Una “due giorni” voluta e organizzata dall’Officina del Sole che, nata a Parma su iniziativa del suo presidente Matteo Folezzani, conta oltre mezzo migliaio di associati e costituisce più una comunità che un fan club. Punta di diamante del popolo dei The Sun, è proprio l’Officina del Sole a organizzare i viaggi per accompagnare la band nelle trasferte più significative, come quelle in Terrasanta («la prossima – ci anticipa Francesco Lorenzi – sarà all’inizio dell’autunno 2018, con passaggi in Giordania e forse un concerto ad Amman»). Ed è stato proprio questo popolo a chiedere di celebrare i venti anni dei The Sun. «Il nostro pubblico voleva che celebrassimo più che i vent’anni di carriera – ci dice Francesco –, la fedeltà a un progetto e a un’a- micizia. Quella tra noi quattro e quella con chi ci segue e propaga il senso di una testimonianza ». Per potersi riconoscere tutti in uno stesso cammino, per ritrovarsi e fare festa. Come ha fatto festa quel padre al ritorno del figliol prodigo.

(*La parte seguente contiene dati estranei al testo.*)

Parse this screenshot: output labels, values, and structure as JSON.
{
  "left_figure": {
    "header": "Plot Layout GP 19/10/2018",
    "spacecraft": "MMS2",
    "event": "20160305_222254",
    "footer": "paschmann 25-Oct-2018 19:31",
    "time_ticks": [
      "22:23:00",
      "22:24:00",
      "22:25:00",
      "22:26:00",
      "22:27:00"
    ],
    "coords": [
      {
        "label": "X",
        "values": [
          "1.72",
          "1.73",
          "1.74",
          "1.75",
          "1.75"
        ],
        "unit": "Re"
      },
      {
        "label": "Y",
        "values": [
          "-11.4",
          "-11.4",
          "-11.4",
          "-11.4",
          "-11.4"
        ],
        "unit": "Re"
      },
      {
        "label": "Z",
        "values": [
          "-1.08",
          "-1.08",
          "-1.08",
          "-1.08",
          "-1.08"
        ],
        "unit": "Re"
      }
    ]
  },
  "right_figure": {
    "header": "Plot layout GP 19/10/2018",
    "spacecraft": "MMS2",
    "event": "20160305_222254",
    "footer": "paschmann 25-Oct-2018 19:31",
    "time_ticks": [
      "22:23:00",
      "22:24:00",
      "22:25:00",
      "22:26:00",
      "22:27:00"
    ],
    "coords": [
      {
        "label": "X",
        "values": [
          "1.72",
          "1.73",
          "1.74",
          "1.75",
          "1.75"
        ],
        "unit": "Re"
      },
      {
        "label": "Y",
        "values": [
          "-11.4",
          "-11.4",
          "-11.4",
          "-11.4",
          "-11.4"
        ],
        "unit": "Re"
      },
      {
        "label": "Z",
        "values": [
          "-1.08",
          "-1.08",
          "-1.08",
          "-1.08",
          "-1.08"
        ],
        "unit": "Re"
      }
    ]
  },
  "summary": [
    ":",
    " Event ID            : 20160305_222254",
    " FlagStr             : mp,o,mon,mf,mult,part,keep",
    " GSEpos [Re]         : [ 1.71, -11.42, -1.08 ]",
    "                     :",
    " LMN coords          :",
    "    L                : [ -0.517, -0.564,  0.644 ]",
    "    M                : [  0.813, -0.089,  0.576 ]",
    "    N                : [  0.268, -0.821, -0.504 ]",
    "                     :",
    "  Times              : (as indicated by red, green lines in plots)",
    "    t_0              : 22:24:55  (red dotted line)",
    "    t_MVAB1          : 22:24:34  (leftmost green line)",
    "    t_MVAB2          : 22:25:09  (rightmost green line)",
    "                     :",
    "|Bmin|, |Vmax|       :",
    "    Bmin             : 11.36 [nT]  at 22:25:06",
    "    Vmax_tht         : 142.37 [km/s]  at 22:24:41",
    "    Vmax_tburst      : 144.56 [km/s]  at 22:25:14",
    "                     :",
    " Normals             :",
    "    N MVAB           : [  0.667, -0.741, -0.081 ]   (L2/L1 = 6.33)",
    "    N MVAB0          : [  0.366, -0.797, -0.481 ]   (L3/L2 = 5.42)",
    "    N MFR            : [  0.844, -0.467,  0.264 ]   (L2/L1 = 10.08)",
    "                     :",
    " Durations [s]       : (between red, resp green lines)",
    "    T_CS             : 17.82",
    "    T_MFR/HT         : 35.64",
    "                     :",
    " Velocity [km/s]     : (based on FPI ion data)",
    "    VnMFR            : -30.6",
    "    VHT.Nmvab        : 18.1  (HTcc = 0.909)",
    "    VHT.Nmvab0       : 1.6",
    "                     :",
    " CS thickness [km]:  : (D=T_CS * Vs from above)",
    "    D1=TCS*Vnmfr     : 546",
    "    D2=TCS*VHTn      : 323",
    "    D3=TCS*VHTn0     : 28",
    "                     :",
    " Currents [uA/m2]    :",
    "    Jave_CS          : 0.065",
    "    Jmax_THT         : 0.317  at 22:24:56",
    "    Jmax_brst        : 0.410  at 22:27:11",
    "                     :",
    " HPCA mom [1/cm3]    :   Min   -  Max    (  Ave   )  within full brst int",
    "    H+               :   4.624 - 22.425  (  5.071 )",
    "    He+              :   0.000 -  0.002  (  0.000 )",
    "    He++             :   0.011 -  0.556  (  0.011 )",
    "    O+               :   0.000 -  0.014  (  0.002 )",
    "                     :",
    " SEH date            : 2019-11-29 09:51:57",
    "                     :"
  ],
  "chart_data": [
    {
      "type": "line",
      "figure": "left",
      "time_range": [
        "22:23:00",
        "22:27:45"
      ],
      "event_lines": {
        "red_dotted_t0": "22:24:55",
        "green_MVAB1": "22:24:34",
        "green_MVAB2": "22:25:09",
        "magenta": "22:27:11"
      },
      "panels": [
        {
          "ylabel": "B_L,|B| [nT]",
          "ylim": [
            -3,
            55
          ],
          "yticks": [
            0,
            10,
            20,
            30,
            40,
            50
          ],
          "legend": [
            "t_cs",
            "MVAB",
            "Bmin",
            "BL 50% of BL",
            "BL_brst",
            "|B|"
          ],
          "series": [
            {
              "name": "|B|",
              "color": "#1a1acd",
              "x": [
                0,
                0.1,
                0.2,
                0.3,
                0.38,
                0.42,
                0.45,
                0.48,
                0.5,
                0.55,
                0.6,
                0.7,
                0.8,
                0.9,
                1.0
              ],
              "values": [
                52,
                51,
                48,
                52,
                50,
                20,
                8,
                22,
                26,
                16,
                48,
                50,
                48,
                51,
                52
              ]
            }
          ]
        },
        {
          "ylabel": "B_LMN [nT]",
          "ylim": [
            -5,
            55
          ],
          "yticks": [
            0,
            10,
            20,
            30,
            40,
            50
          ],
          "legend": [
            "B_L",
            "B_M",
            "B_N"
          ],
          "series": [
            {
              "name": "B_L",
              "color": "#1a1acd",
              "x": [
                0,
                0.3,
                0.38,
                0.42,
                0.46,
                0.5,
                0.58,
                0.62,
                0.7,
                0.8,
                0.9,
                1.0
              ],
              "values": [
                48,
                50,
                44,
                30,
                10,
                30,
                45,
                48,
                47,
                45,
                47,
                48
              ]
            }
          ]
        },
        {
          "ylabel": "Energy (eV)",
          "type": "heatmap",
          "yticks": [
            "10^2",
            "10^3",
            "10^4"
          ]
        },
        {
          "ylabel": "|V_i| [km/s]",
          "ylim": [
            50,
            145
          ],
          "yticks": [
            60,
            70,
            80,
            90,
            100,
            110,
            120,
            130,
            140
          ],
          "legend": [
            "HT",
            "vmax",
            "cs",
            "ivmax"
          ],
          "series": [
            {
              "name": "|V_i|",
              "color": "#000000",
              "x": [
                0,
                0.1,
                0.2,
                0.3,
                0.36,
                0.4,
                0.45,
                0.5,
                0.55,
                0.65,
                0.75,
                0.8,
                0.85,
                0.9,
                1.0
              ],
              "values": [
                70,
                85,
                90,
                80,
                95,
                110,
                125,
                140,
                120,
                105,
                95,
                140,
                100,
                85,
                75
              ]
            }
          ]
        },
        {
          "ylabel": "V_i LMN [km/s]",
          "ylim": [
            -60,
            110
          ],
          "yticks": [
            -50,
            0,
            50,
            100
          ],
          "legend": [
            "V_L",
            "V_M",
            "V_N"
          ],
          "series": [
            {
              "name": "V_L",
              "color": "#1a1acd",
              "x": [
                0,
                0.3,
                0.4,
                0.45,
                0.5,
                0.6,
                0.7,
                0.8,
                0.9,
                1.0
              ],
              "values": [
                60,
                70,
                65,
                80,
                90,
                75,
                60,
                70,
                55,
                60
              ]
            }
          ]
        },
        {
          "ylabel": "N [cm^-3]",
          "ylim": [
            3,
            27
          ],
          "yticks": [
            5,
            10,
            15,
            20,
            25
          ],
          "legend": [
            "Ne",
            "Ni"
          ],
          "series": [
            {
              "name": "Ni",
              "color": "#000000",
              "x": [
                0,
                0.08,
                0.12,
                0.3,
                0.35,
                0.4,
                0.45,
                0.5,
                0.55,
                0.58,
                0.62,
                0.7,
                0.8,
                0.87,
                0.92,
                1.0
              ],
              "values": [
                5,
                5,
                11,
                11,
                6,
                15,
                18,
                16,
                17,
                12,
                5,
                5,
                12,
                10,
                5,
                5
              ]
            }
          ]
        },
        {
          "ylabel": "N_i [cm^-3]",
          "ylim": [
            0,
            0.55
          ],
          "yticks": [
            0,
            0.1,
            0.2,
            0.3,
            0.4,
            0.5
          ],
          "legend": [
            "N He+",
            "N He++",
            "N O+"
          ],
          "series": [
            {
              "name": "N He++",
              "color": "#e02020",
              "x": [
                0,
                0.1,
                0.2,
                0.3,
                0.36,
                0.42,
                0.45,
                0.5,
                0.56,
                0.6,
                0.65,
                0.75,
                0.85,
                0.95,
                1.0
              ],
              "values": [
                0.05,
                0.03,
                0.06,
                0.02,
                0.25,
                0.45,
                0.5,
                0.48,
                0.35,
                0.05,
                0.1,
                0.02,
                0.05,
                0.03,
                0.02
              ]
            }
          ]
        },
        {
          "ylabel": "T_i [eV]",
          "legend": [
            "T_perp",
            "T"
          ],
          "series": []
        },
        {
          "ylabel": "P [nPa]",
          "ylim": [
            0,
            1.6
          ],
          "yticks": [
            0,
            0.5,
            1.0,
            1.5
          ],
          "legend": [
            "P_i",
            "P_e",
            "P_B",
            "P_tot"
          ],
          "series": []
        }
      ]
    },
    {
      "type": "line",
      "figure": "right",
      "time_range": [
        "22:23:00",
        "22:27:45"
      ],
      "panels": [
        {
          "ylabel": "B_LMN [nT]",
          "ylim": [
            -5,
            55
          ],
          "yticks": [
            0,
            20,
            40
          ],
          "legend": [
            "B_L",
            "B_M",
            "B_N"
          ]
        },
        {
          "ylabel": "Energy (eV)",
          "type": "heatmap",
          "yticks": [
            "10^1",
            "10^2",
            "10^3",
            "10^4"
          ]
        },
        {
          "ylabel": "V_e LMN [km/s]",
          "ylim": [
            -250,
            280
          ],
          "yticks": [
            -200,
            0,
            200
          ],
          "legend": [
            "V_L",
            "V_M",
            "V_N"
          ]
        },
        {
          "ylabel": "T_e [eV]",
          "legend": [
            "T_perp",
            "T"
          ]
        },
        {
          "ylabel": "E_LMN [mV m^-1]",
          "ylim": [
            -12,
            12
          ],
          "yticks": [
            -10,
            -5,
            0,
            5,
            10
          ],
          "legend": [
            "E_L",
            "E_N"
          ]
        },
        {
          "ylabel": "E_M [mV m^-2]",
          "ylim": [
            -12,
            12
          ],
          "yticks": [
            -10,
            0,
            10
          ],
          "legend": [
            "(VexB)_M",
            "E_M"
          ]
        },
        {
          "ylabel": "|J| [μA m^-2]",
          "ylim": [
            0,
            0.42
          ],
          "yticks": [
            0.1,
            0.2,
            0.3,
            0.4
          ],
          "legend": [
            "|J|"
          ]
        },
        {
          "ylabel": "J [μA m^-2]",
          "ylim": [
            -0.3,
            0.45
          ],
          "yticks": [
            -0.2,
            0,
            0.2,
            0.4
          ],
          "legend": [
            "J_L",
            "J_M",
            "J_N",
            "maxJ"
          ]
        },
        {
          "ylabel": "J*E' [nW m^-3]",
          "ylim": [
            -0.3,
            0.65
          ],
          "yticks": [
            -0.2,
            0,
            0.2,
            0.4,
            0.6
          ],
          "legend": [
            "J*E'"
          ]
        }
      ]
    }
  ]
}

Così nella collection 20 c’è anche la precedente vita della band, a occupare parte del secondo dei due cd. In tutto 40 brani, tra cui sei inediti assoluti. «Quante storie porto nel cuore / grazie a vent’anni di avventure / Ogni volto, ogni strada, ogni sguardo è per sempre / e per sempre sarà» canta Francesco nel brano 20. E più in alto si vola con L’alchimista: «Tu solo puoi far di me un capolavoro / trasformare il piombo in oro». «La musica è un fatto importante nella vita delle persone per non aprire la propria anima – dice Francesco –. Io mi arrabbio un po’ quando vedo certi grandi artisti che non osano. Così, a forza di accarezzare le strategie commerciali e rinunciare a dire cose importanti e grandi, finisce che la gente non è più capace di ascoltare e di capire se in una canzone c’è o meno della verità. Ecco, la nostra strada è proprio questa: cercare e cantare il senso e la Verità». Quel senso che li ha cambiati e sbalzati da cavallo. Una conversione partita da Francesco, che si è irradiata appunto con i raggi di quel sole che è il loro simbolo. Anche all’ingresso del loro concerto c’era un banchetto. E su quel tavolino i gadgets: magliette di diversi colori con il sole e la scritta The Sun, braccialetti, catenine, spille, il libro, i loro vecchi cd (il precedente, Cuore apertodel 2015, ha venduto ottomila copie) e naturalmente la nuova collection. Anche quei giovani, partiti i clangori e le luci, saltavano, cantavano e si accalcavano. Tutto però sembrava più importante. Anche la gioia che univa.